BM Güvenlik Konseyi’nin beşli çetesinin dünya barışı için tehdit olduğunu vurgulayan Yalçın, şunları söyledi: “10 gün içinde 4 tasarı veto ettiler. Söz konusu Filistin, mazlum Müslüman olunca İsrail’e yardım ve yataklıktan başka işleri yok! Ya BM Güvelik Konseyi yeniden yapılandırılacak ya da küresel eşkıyalık insanlığın sonunu getirecek. Mazlumu zalim, zalimi mazlum gösteren bu hokkabaz düzende, bu küresel düzenbazlık karşısında Filistinli çocuklar barışa uyansın diye Aksa’nın mahzunluğu, dünyanın sessizliği sona erinceye kadar Filistinlilerin sesini çığlığa dönüştürmek boynumuzun borcudur. ‘Hiçbir şey yapamazlar’ diyen siyonistlere inat, Filistin’deki zulüm bitinceye kadar meydanları doldurmaya devam edeceğiz. Mazlumlara dua, zalimlere lanet edeceğiz. Sıraladıkları yalanları tek tek yüzlerine çarpacağız.”
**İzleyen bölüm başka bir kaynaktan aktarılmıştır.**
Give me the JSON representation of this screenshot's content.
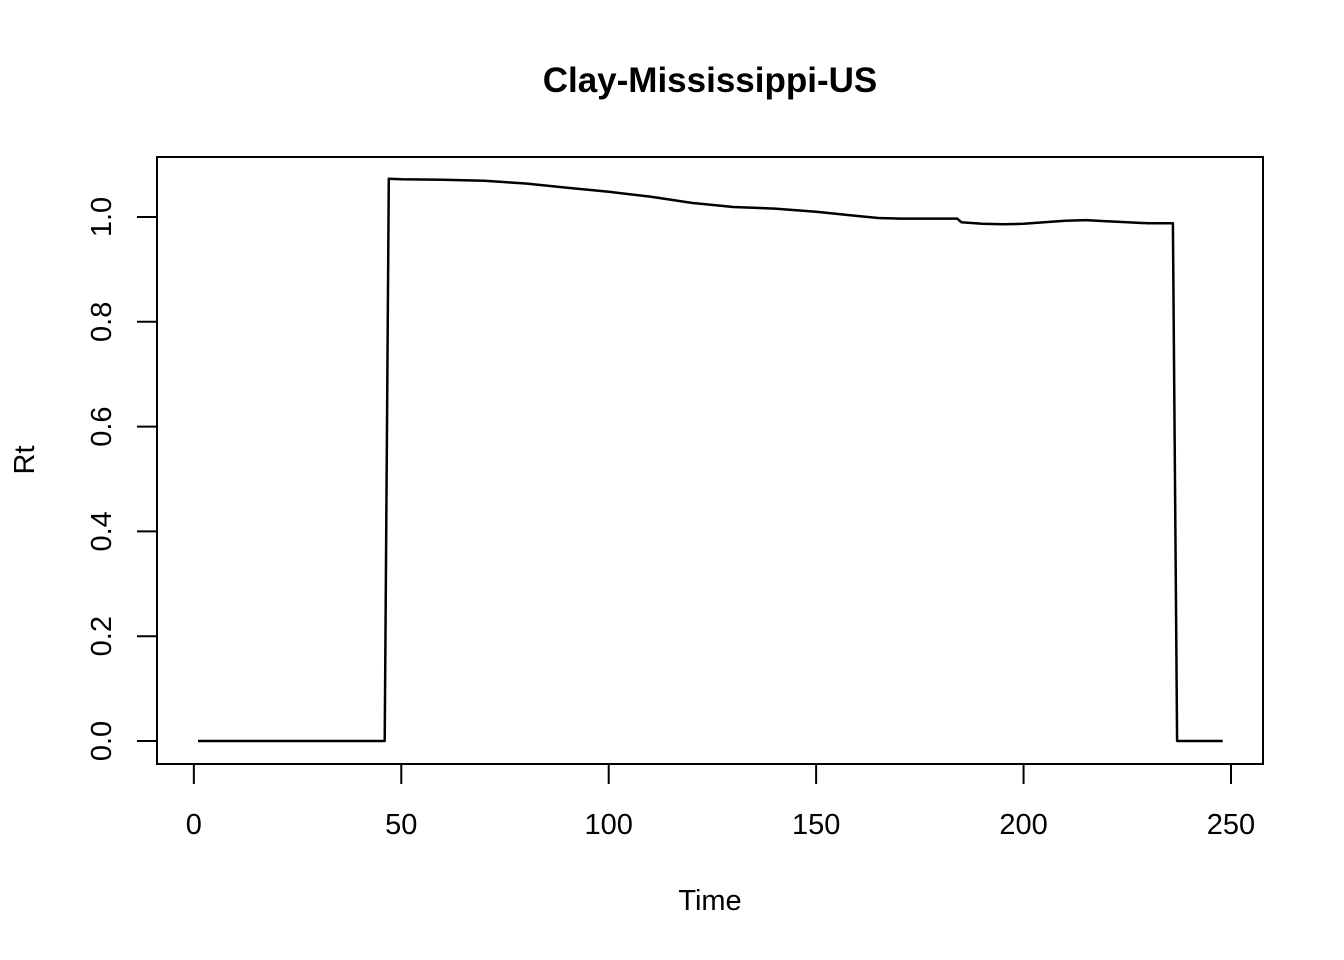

Ali Yalçın, Cemil Meriç’in ‘Zulmün olduğu yerde tarafsızlık namussuzluktur’ sözlerine atıfta bulunarak, “Bizler, evladı paramparça olmuş Filistinli anneden, masumlardan yana duracağız. ‘Uygar dünya’ insanlık sınavından sınıfta kalsa da Filistinli mazlumların var olma mücadelesini amasız, fakatsız ve güçlü bir şekilde savunmaya, hakkı haykırmaya, hakkı tutup ayağa kaldırmaya devam edeceğiz. Buradan bir kez daha bütün dünyaya ‘soykırımı durdurma’ çağrısı yapıyorum, Soykırım suçu işleyenler, Nazi liderleri gibi Uluslararası Ceza Mahkemesi’nde yargılanmalı, uluslararası toplum acilen harekete geçmeli, Gazze’de ateşkes tasarıyı aşmalı, kalıcı barış gelmeli; su, gıda, elektrik, gaz, telefon, internet erişimi sağlanmalı, tıbbi yardım ve temel ihtiyaçların girişi için acil insani koridor açılmalı, başta DSÖ, UNICEF olmak üzere BM’ye bağlı tüm kuruluşlar Gazze’deki vahşete karşı görevlerini yapmalı, katliamın durdurulması için insani, siyasi, diplomatik tüm girişimler seferber edilmeli, insan hakları ihlalleri, işlenen savaş suçları, uygulanan soykırım dünyaya ilan edilmeli, soykırımcıların yargılanması sağlanmalıdır. Güçlünün değil haklının yanında saf tutan, Gazze’de ölen insanlığı ayağa kaldırmak için boğazında yumru, yüreği buruk, meydanlara bir yumruk gibi inenler olarak diyoruz ki, ey katliama yeşil ışık yakanlar, soykırıma göz yumanlar, tarih hepinizi yargılayacak! Kara bir leke olarak kalacaksınız! Barışı kundaklayan caniler olarak anılacaksınız. Bütün gücünüze, zulmünüze, şirretinize rağmen Aksa zincirlerini kıracak, Kudüs yeniden barışın başkenti olacak. Kahrolsun katil İsrail, kahrolsun iş birlikçi vetocu çete, yaşasın Filistin direnişi, yaşasın özgür Filistin” diye konuştu.